On the surface, this might sound like a victory for those states that opted out of Medicaid expansion but there are two problems.
First, DSH funds are a lot less than Medicaid funds so the increased DSH funds in states that did not expand Medicaid will not offset the lower federal Medicaid funds that these states would have received with Medicaid expansion. Last year, the federal government spent $300 billion on Medicaid but only $11.9 billion on DSH.
Second, there is an important difference between how DSH funds are used versus how Medicaid funds are used. DSH funds go to hospitals, where as Medicaid funds not only goes to hospitals but also pays for doctors and medications. As a result, DSH covers the cost of being sick but Medicaid covers both the cost of being sick AND the cost of keeping people well.
Let’s see how this plays out for a patient with coronary disease. When he has a myocardial infarction, DSH funds help to pay for his cardiac catheterization and coronary stent placements but once he leaves the hospital, he has no way to pay for Plavix or a statin and he has no insurance coverage to see a primary care physician for on-going preventive care. On the other hand, Medicaid funds pays for the cardiac catheterization and stent but also pays for the Plavix, statin, and primary care physician. In a DSH model, the patient keeps coming into the hospital with more myocardial infarctions requiring additional cardiac catheterizations and ultimately ends up disabled whereas in the Medicaid model, the patient does not have additional myocardial infarctions, stays out of the hospital, and remains in the workforce.
In Ohio, our legislators and our governor understood all of this and realized that failure to expand Medicaid was going to result in our safety net hospitals facing budget deficits or closing and Ohioans’ federal income tax dollars going to the other states that did expand Medicaid. But the legislators also knew that the average Ohio taxpayer did not understand all of the nuances of DSH funds and Medicaid expansion so they were in a bind: if they didn’t pass Medicaid expansion, federal funds were going to go to other states and not Ohio but if they did pass Medicaid expansion, they were going to have a hard time being re-elected because of the visceral reaction that many Ohioans had against the Affordable Care Act.

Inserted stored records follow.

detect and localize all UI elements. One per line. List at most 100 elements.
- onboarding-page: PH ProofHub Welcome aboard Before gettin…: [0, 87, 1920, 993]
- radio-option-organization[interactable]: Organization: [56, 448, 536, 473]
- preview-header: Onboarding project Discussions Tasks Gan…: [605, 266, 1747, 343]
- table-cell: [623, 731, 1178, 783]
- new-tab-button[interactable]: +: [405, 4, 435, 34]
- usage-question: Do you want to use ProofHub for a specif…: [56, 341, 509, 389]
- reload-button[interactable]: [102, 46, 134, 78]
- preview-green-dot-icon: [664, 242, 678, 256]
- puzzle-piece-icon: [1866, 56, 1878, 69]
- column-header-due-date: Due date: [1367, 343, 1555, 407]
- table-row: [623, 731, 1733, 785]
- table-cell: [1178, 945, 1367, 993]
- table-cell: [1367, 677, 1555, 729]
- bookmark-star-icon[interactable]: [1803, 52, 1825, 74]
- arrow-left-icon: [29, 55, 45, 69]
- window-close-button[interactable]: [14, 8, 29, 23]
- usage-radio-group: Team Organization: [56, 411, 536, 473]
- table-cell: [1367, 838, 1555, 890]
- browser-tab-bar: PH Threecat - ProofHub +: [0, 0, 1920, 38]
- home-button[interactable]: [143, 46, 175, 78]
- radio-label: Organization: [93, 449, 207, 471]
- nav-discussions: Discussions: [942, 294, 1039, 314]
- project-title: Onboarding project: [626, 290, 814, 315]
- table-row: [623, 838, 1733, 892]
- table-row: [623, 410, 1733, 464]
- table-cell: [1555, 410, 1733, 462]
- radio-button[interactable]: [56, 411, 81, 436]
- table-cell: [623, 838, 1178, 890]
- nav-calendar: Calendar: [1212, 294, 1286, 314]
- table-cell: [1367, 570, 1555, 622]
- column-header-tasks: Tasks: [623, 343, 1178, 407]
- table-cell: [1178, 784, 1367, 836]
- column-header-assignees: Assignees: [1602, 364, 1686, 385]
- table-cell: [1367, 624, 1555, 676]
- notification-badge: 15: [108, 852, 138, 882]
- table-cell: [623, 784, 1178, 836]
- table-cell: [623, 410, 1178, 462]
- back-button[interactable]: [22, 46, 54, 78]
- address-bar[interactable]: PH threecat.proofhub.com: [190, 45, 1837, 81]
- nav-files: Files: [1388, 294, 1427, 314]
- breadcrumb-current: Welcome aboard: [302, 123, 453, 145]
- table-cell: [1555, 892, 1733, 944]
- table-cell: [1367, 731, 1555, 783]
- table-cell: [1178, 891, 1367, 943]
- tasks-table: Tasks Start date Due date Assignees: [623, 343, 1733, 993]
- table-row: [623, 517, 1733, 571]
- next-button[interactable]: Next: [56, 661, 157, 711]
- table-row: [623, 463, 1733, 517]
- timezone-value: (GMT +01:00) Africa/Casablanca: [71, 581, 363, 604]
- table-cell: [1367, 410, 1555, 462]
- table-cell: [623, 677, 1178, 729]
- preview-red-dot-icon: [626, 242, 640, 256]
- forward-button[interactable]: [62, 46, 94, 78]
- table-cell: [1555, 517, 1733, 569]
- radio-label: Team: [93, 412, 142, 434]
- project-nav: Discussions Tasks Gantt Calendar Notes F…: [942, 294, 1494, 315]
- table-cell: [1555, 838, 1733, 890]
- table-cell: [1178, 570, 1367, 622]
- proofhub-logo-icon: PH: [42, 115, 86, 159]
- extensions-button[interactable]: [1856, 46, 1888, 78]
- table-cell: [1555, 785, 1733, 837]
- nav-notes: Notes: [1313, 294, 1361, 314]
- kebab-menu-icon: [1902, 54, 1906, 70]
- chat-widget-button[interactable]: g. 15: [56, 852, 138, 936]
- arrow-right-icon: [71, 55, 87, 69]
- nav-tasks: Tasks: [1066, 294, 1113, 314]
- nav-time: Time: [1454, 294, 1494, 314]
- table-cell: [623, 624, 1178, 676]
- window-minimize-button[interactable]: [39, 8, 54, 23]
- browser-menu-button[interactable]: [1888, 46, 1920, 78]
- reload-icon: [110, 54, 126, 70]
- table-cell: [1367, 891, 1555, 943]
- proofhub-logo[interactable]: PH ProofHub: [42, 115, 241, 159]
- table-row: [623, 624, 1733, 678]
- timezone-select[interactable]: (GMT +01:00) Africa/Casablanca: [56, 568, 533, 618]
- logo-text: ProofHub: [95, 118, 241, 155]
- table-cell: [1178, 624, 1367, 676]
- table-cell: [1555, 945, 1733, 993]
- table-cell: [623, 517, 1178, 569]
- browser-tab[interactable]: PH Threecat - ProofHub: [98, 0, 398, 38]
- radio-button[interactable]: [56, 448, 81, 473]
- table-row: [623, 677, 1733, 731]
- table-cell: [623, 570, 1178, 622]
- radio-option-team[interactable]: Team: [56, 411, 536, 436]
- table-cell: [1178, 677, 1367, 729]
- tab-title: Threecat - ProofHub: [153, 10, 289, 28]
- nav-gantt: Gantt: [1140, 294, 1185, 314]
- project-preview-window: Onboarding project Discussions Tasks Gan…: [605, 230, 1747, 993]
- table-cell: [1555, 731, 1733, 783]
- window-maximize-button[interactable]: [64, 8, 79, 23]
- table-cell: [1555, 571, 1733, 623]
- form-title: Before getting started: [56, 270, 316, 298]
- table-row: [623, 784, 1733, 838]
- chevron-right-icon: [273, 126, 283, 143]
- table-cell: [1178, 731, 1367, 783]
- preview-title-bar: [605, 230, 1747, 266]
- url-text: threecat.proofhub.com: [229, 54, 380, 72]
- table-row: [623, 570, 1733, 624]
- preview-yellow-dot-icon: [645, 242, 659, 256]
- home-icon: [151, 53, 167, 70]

The solution was nothing less than brilliant. The legislature voted against Medicaid expansion thus saving face and ensuring their reelection and then the governor found a way to expand Medicaid via executive action thus ensuring Ohio did not lose out on the federal Medicaid expansion funds in a time of reduced DSH funds. In return, the legislators did not excessively criticize the governor or attempt legislation to overcome the executive action. Everybody won.
The major flaw in the opponents of Medicaid expansion is that whether or not you have Medicaid expansion, people are still going to get sick and when they get sick, hospitals and doctors are still going to be morally and legally obligated to take care of them when they are hospitalized, even if the patients can’t pay for it. With the reduction in DSH funds, there is a danger that those hospitals will close without the off-setting Medicaid funds. But even more concerning, without Medicaid expansion, states have no way to keep low income patients well.
Our medical students and residents realize this and it makes Medicaid expansion states a lot more attractive to start a medical career in than those states that did not expand Medicaid.